The special Nike gear that can't be found online along with outdoor and fitness equipment sold well in Dick's stores, Cramer noted. Yet, consumers are turning to Amazon and elsewhere to buy products not exclusive in Dick's stores, he said.
"Dick's is the best at what it does, but just about everything else that they sell you can get on Amazon," Cramer said.
Dick's plans to spend money at Facebook and Google to beef up its digital marketing and boost traffic on its website. The company also said it has to invest in robotics to mitigate its freight and shipping costs, an advantage that Amazon already has with its web services business, Cramer said.
"Dick's is just supposed to be a company that knows sporting goods. They know baseball bats, Air Jordans, not robotics for heaven's sake," the host said. "So Dick's has to keep plowing money into the most expensive, least-rewarding channel to keep up with Amazon, a company with much lower expenses.
"No wonder Senator Elisabeth Warren is calling for the break-up of Amazon. It has all of the tools it needs to bring you in without even having to [give] money to Facebook and Google," he added.
Cramer also recommended Adobe and Salesforce.com because they work to make sure customers enjoy their experience and remember to come back. Investors could even make a bet on Honeywell, which sells robotics to Amazon, he said.
Shares of Dick's closed down more than 11 percent in Tuesday's session.
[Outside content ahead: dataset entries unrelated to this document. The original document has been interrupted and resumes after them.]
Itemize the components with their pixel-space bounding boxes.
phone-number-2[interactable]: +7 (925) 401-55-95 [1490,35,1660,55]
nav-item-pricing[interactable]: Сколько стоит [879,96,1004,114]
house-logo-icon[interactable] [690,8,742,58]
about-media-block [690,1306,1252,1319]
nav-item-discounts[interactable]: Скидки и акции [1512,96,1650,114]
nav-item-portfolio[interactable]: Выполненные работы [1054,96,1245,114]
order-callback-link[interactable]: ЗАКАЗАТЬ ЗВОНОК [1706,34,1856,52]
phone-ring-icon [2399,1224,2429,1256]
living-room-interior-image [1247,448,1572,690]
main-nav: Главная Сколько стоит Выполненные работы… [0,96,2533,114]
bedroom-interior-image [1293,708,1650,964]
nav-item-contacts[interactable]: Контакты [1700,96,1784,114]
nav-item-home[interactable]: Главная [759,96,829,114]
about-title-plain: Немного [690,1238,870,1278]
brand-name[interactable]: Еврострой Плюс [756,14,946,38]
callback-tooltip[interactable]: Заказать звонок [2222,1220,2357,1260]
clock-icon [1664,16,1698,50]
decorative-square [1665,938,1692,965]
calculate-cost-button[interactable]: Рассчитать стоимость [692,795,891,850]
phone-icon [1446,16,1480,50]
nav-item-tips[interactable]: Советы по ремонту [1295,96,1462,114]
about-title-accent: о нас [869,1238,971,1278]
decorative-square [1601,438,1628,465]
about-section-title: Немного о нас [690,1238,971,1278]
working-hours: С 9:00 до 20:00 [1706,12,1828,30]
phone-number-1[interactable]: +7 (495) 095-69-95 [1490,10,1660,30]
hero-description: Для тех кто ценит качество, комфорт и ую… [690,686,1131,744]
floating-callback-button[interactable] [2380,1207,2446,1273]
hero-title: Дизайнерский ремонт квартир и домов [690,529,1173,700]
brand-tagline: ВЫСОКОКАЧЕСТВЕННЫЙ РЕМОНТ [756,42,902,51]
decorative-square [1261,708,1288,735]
The stock is up nearly 11 percent year to date.
"I think you gotta stay away because right now it's just too hard to be a brick-and-mortar retailer if you have too much commodity and merchandise that can be bought more cheaply and conveniently via Amazon Prime," Cramer said.
Disclosure: Cramer's charitable trust owns shares of Amazon, Salesforce.com, Faecbook, Honeywell, and Alphabet.